Since it is summer, and I am a teacher and not collecting a pay check for anything for the first time since I was sixteen, I, of course, am sitting poolside each and every day beneath a white, wide-brimmed hat and reading Harlequin novels by the handful. While this may touch some truth, I, as a teacher, still find myself irrevocably succumbing to work.
This summer I took the two day course for OneNote, and sprung from there into attempting to establish some solid notebooks for course planning. The number or hours donated to learning the next, new technology always surprises me, as does the turn over of the next, new technology. OneNote really seems like an advantage and time saver, once learned and set-up; it is also intriguing in how it can be utilized in the classroom, as well. Now, if students only had access to the program on their own! The added benefit of the in-district course was that many of us were able to share "here's what I do" with the tablets. This is always invaluable time that we could certainly use much, much more of throughout our institute days: learning pods!
A few other technology tidbits this summer include: enticing teachers with whom I have summer contact to grab a tablet and learn/play with it, discussing training options, fielding email q's/ideas, sorting through optimal web design with the technology staff at Fremd (they are GREAT!), and tracking my email time. The email time froze my medulla oblongata (which eliminates breathing and such...): I discovered that WORK email WHEN I'M NOT IN ANY SESSION, over the summer, took between 1 - 1.5 hours each day. This only applied to when I checked my email daily. I strolled away from all computers for a week or so, and suffered partial blindness when I opened Lotus Notes upon my return to technology.
I suspect the email time warp is due to reading and re-reading for accuracy/tone/understanding taking longer than listening one time to a person speaking. Also, there is delay in conversing and discussing questions and ideas so we think more (more redundantly?) about the topic before responding; and do our response first mandate clicking to check something first? For time management, this lack of processing organization must cause more time loss than discussions that are in person.

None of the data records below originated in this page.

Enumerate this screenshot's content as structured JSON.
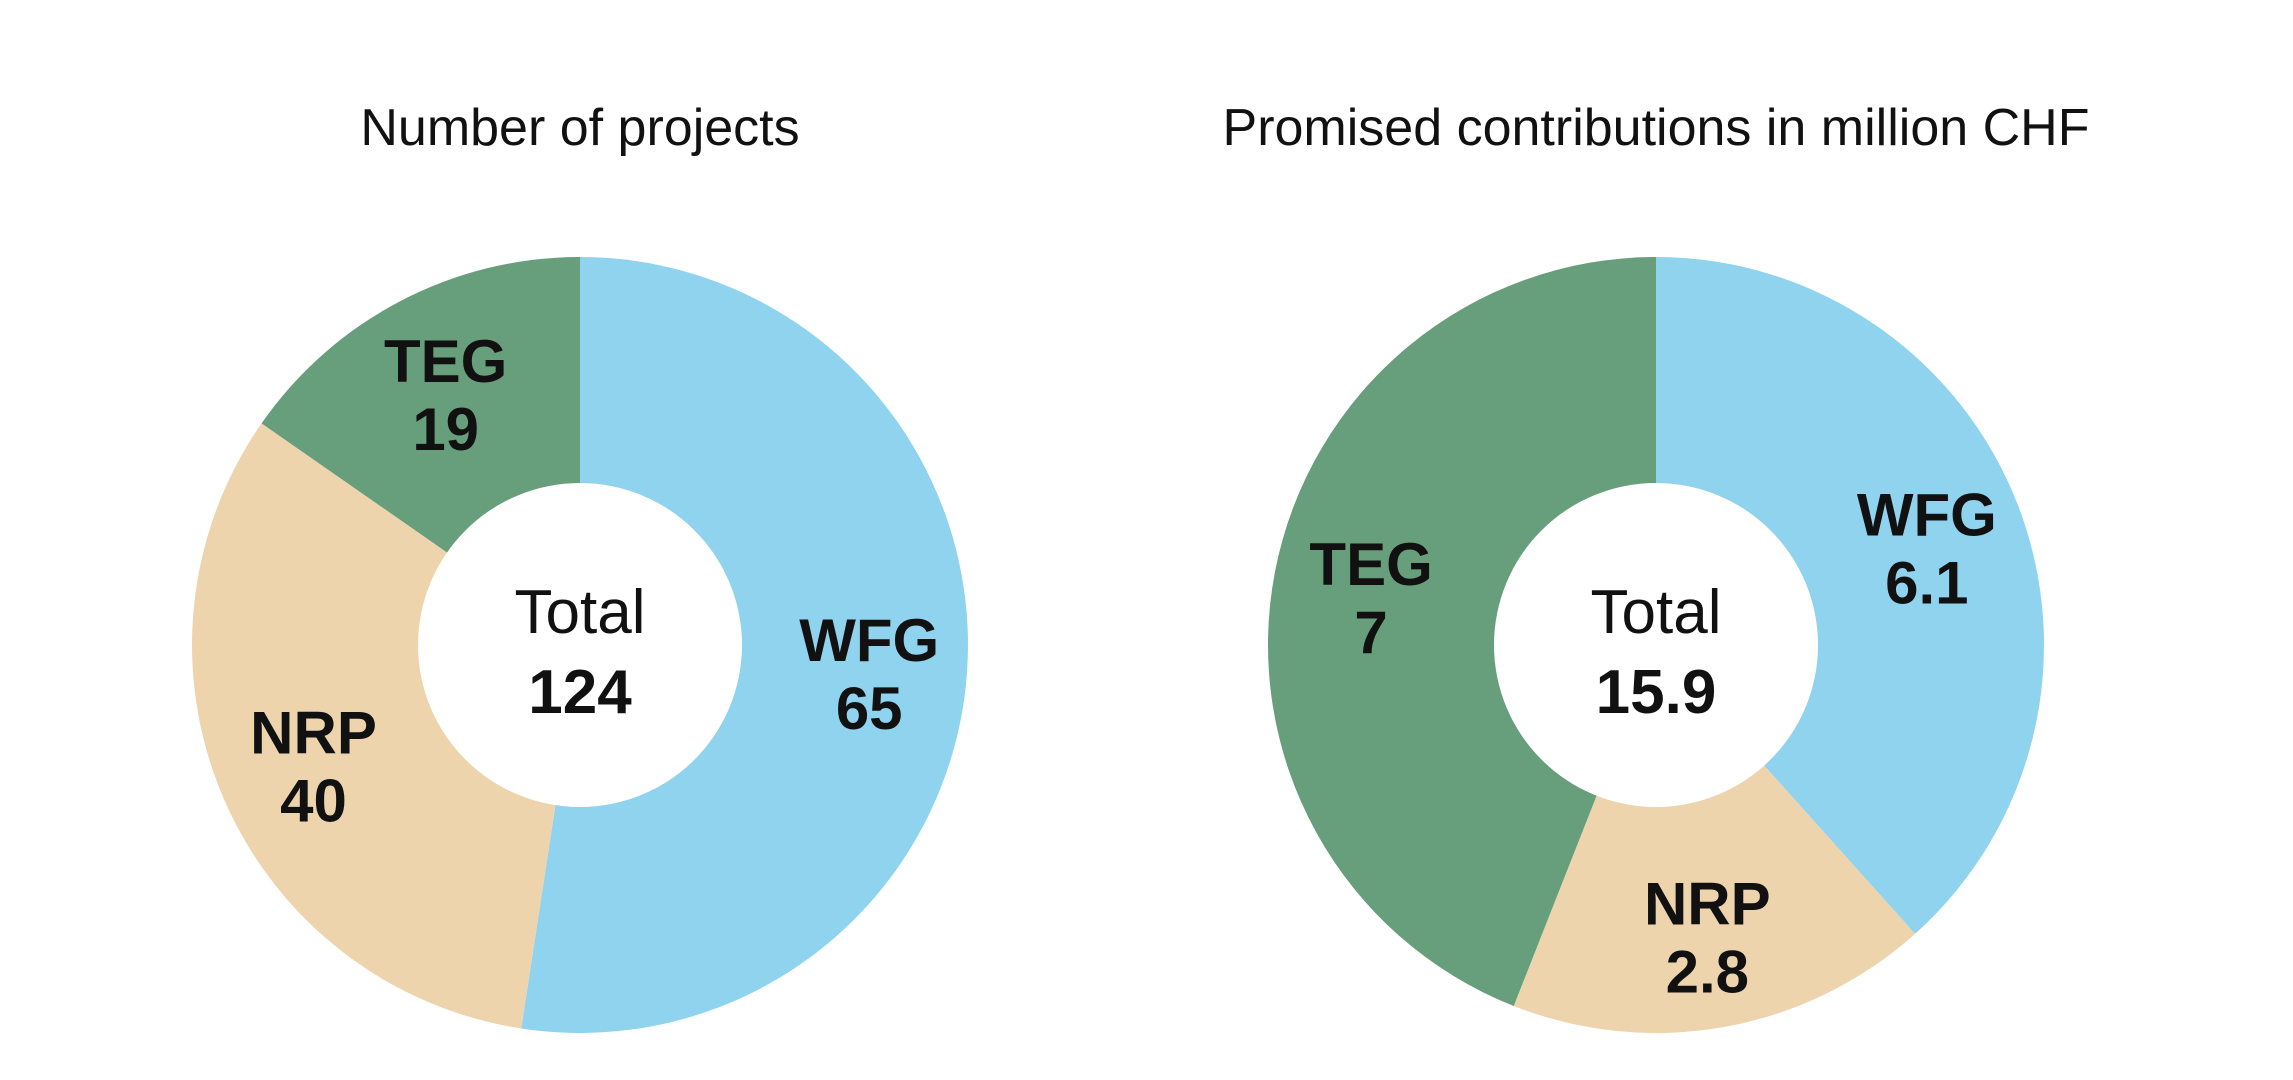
{
  "chart_data": [
    {
      "type": "pie",
      "title": "Number of projects",
      "center_label": "Total",
      "center_value": "124",
      "slices": [
        {
          "label": "WFG",
          "value": 65,
          "display": "65",
          "color": "#8fd3ee"
        },
        {
          "label": "NRP",
          "value": 40,
          "display": "40",
          "color": "#edd4ad"
        },
        {
          "label": "TEG",
          "value": 19,
          "display": "19",
          "color": "#679e7b"
        }
      ]
    },
    {
      "type": "pie",
      "title": "Promised contributions in million CHF",
      "center_label": "Total",
      "center_value": "15.9",
      "slices": [
        {
          "label": "WFG",
          "value": 6.1,
          "display": "6.1",
          "color": "#8fd3ee"
        },
        {
          "label": "NRP",
          "value": 2.8,
          "display": "2.8",
          "color": "#edd4ad"
        },
        {
          "label": "TEG",
          "value": 7,
          "display": "7",
          "color": "#679e7b"
        }
      ]
    }
  ]
}
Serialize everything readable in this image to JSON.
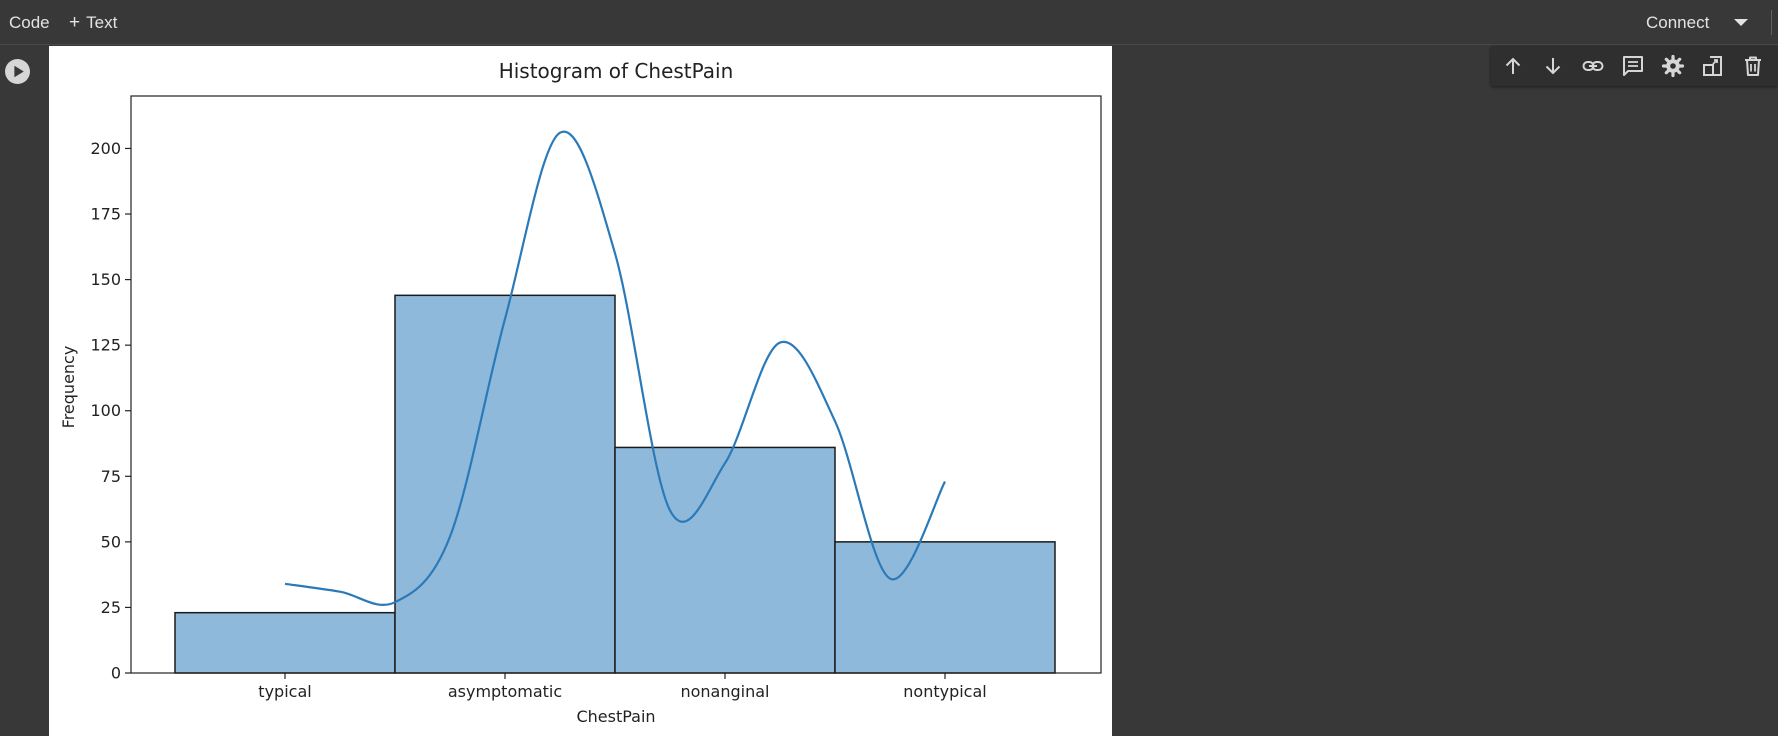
{
  "toolbar": {
    "code_label": "Code",
    "text_label": "Text",
    "text_plus": "+",
    "connect_label": "Connect"
  },
  "cell_toolbar": {
    "icons": [
      "arrow-up-icon",
      "arrow-down-icon",
      "link-icon",
      "comment-icon",
      "gear-icon",
      "mirror-cell-icon",
      "trash-icon"
    ]
  },
  "chart_data": {
    "type": "bar",
    "title": "Histogram of ChestPain",
    "xlabel": "ChestPain",
    "ylabel": "Frequency",
    "categories": [
      "typical",
      "asymptomatic",
      "nonanginal",
      "nontypical"
    ],
    "values": [
      23,
      144,
      86,
      50
    ],
    "ylim": [
      0,
      220
    ],
    "yticks": [
      0,
      25,
      50,
      75,
      100,
      125,
      150,
      175,
      200
    ],
    "kde": {
      "x": [
        0.0,
        0.25,
        0.5,
        0.75,
        1.0,
        1.25,
        1.5,
        1.75,
        2.0,
        2.25,
        2.5,
        2.75,
        3.0
      ],
      "y": [
        34,
        31,
        27,
        52,
        135,
        206,
        160,
        62,
        80,
        126,
        96,
        36,
        73
      ]
    },
    "bar_color": "#8fb9da",
    "line_color": "#2a7ab9",
    "grid": false,
    "legend": false
  }
}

Our schedules are constantly disturbed by email, not just in receipt or sending, but in our to-do list of the day. It's as though we are building a barn, and keep getting new plans and designs as we construct, not just for our one barn, but for new ones that must be started immediately. So, jump from task to task and barn to barn; we really struggle when our supplies for the one barn assigned to us run out due to the othe barn designs emailed to us. Lastly, it is obvious that there is much more communication due to email (a good effect), which clearly takes task time, and our composition of emails surely takes more time to compose, type, read over, edit, attach, and send, than a dialog in person. So, the question is then, which is easier, in long-term truth? Both, I believe, but more desgnated time for the additional technological tasks born new to teachers would alleviate stress and overwork, better enabling stronger teacher contributions over all.